Prawa do wykorzystania treści to jeden z tych aspektów influencer marketingu, który powoduje pot na dłoniach wszystkich.
- Jak poprosić twórcę o udostępnienie jego treści?
- Jaką uczciwą stawkę zaproponować za prawa do wykorzystania treści? Czy warto negocjować?
- Jak upewnić się, że nie rozczarujesz swojego partnera-influencera ani własnego zespołu?
Ten artykuł odpowie na najbardziej kłopotliwe pytania dotyczące praw do wykorzystania treści. Nasze źródło? Prawdziwe doświadczenia marketerów influencerowych, którzy na co dzień zmagają się z prawami do wykorzystania treści i wszystkimi ich niuansami.
Ustal dokładnie, w jaki sposób Twoja marka będzie wykorzystywać treści twórców.
Jedną z pierwszych rzeczy, które musisz dokładnie wiedzieć, jest dlaczego potrzebujesz praw do wykorzystania treści od swojego partnera-influencera.
- Czy planujesz wesprzeć ją budżetem reklamowym i uruchomić jako reklamę? Jeśli tak, na których platformach?
- Czy zamierzasz dodać niektóre posty influencerów do stron produktów? Których?
- Kiedy (i jak długo) chcesz wykorzystywać treści influencera?
To wymaga wcześniejszych rozmów z innymi działami w firmie i zrozumienia ich oczekiwań. Może to brzmieć jak żmudne i zbędne przygotowanie, przecież można wykonać te zadania po uzyskaniu praw do wykorzystania treści, prawda?
Jednak odrobienie tej pracy domowej pomoże Ci:
- Przygotować briefy dla influencerów w sposób spełniający potrzeby innych zespołów marketingowych
- Odpowiadać na dodatkowe pytania influencerów po usłyszeniu o prawach do wykorzystania treści
- Zrozumieć prawdziwą wartość uzyskania praw do wykorzystania treści od każdego influencera i negocjować adekwatnie
Na przykład, jeśli influencer podaje stawkę za prawa do wykorzystania treści znacznie wyższą niż Twój budżet, masz wszystkie informacje, aby zdecydować, czy warto naciągnąć budżet dla tego konkretnego materiału.

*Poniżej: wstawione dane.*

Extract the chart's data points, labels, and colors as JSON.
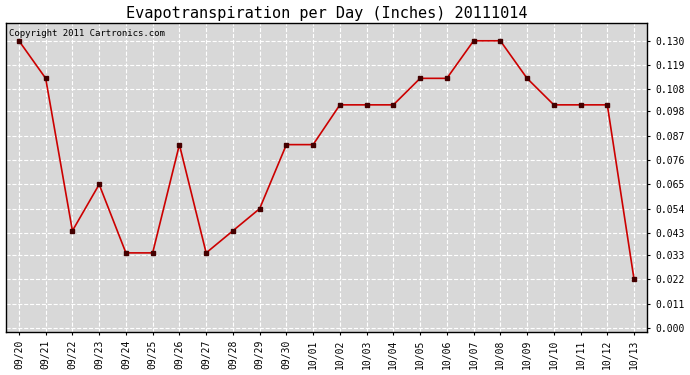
{
  "title": "Evapotranspiration per Day (Inches) 20111014",
  "copyright_text": "Copyright 2011 Cartronics.com",
  "x_labels": [
    "09/20",
    "09/21",
    "09/22",
    "09/23",
    "09/24",
    "09/25",
    "09/26",
    "09/27",
    "09/28",
    "09/29",
    "09/30",
    "10/01",
    "10/02",
    "10/03",
    "10/04",
    "10/05",
    "10/06",
    "10/07",
    "10/08",
    "10/09",
    "10/10",
    "10/11",
    "10/12",
    "10/13"
  ],
  "y_values": [
    0.13,
    0.113,
    0.044,
    0.065,
    0.034,
    0.034,
    0.083,
    0.034,
    0.044,
    0.054,
    0.083,
    0.083,
    0.101,
    0.101,
    0.101,
    0.113,
    0.113,
    0.13,
    0.13,
    0.113,
    0.101,
    0.101,
    0.101,
    0.022
  ],
  "line_color": "#cc0000",
  "marker": "s",
  "marker_size": 2.5,
  "marker_color": "#440000",
  "background_color": "#ffffff",
  "plot_bg_color": "#d8d8d8",
  "grid_color": "#ffffff",
  "y_tick_values": [
    0.0,
    0.011,
    0.022,
    0.033,
    0.043,
    0.054,
    0.065,
    0.076,
    0.087,
    0.098,
    0.108,
    0.119,
    0.13
  ],
  "ylim": [
    -0.002,
    0.138
  ],
  "title_fontsize": 11,
  "tick_fontsize": 7,
  "copyright_fontsize": 6.5
}
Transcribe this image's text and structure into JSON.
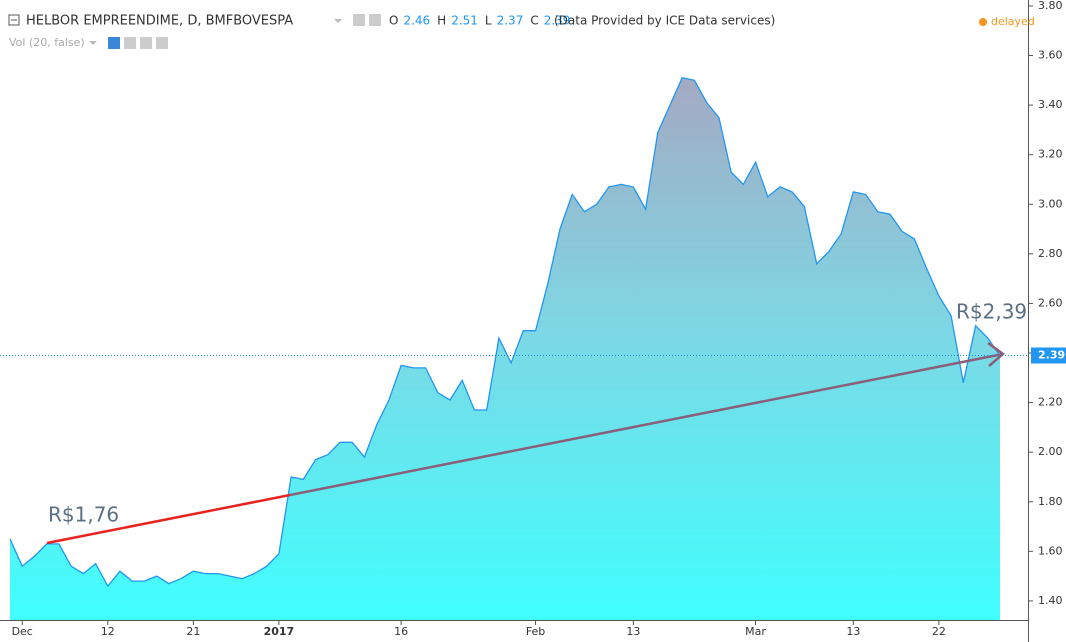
{
  "chart_data": {
    "type": "area",
    "title": "HELBOR EMPREENDIME, D, BMFBOVESPA",
    "ohlc": [
      {
        "label": "O",
        "value": 2.46
      },
      {
        "label": "H",
        "value": 2.51
      },
      {
        "label": "L",
        "value": 2.37
      },
      {
        "label": "C",
        "value": 2.39
      }
    ],
    "source_note": "(Data Provided by ICE Data services)",
    "volume_label": "Vol (20, false)",
    "status": "delayed",
    "last_price": 2.39,
    "annotations": [
      "R$1,76",
      "R$2,39"
    ],
    "color": "#2196f3",
    "categories": [
      null,
      "Dec",
      null,
      null,
      null,
      null,
      null,
      null,
      "12",
      null,
      null,
      null,
      null,
      null,
      null,
      "21",
      null,
      null,
      null,
      null,
      null,
      null,
      "2017",
      null,
      null,
      null,
      null,
      null,
      null,
      null,
      null,
      null,
      "16",
      null,
      null,
      null,
      null,
      null,
      null,
      null,
      null,
      null,
      null,
      "Feb",
      null,
      null,
      null,
      null,
      null,
      null,
      null,
      "13",
      null,
      null,
      null,
      null,
      null,
      null,
      null,
      null,
      null,
      "Mar",
      null,
      null,
      null,
      null,
      null,
      null,
      null,
      "13",
      null,
      null,
      null,
      null,
      null,
      null,
      "22",
      null,
      null,
      null,
      null,
      null
    ],
    "values": [
      1.65,
      1.54,
      1.58,
      1.63,
      1.63,
      1.54,
      1.51,
      1.55,
      1.46,
      1.52,
      1.48,
      1.48,
      1.5,
      1.47,
      1.49,
      1.52,
      1.51,
      1.51,
      1.5,
      1.49,
      1.51,
      1.54,
      1.59,
      1.9,
      1.89,
      1.97,
      1.99,
      2.04,
      2.04,
      1.98,
      2.11,
      2.21,
      2.35,
      2.34,
      2.34,
      2.24,
      2.21,
      2.29,
      2.17,
      2.17,
      2.46,
      2.36,
      2.49,
      2.49,
      2.68,
      2.9,
      3.04,
      2.97,
      3.0,
      3.07,
      3.08,
      3.07,
      2.98,
      3.29,
      3.4,
      3.51,
      3.5,
      3.41,
      3.35,
      3.13,
      3.08,
      3.17,
      3.03,
      3.07,
      3.05,
      2.99,
      2.76,
      2.81,
      2.88,
      3.05,
      3.04,
      2.97,
      2.96,
      2.89,
      2.86,
      2.74,
      2.63,
      2.55,
      2.28,
      2.51,
      2.46,
      2.39
    ],
    "ylim": [
      1.323,
      3.824
    ],
    "yticks": [
      {
        "value": 1.4,
        "label": "1.40"
      },
      {
        "value": 1.6,
        "label": "1.60"
      },
      {
        "value": 1.8,
        "label": "1.80"
      },
      {
        "value": 2.0,
        "label": "2.00"
      },
      {
        "value": 2.2,
        "label": "2.20"
      },
      {
        "value": 2.4,
        "label": "2.40"
      },
      {
        "value": 2.6,
        "label": "2.60"
      },
      {
        "value": 2.8,
        "label": "2.80"
      },
      {
        "value": 3.0,
        "label": "3.00"
      },
      {
        "value": 3.2,
        "label": "3.20"
      },
      {
        "value": 3.4,
        "label": "3.40"
      },
      {
        "value": 3.6,
        "label": "3.60"
      },
      {
        "value": 3.8,
        "label": "3.80"
      }
    ]
  }
}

Jedną z pierwszych lekcji z zestawienia zasad "tak" i "nie" w marketingu influencerskim jest to, że ta strategia nie działa w oderwaniu od innych działań. Musisz stale komunikować się z sąsiednimi zespołami, aby upewnić się, że Wasze oczekiwania są zbieżne.
Marit Tiesema, Senior KOL & Ambassador Specialist w firmie Loop Earplugs, wyjaśnia to na przykładzie:
Jeśli poproszę influencerów o tworzenie treści bardziej opartych na storytellingu, może to nie zadziałać dla mojego zespołu paid social. Mogą potrzebować influencera, który dużo wyraźniej opowie o produkcie – w stylu „to są korzyści produktu” oraz „to on rozwiązuje ten problem”. Dlatego chcesz upewnić się, że w tym przypadku nie płacisz za prawa do wykorzystania treści.
Wnioski: ustal wspólnie z sąsiednimi zespołami marketingowymi, jakich materiałów kreatywnych potrzebują, zanim zaczniesz zanurzać się w temat praw do użytkowania.
Gdy już wykonasz tę pracę wstępną, pojawią się (wierz lub nie) kolejne pytania. Na wszystkie z nich odpowiedzą kolejne sekcje.
Czy warto pozyskiwać prawa do użytkowania każdej treści tworzonej przez influencera?
TL;DR: jeśli możesz uzyskać prawa do użytkowania za darmo i na zawsze – czemu nie? Jeśli jednak płacisz za prawa do użytkowania, zachowaj ostrożność i proś o nie tylko w odniesieniu do treści twórców, które na 100% wykorzystasz.
Kiedy znasz już oczekiwania sąsiednich zespołów marketingowych, wiesz, do których treści influencerów potrzebujesz praw do użytkowania. Tutaj wszystko jest jasne.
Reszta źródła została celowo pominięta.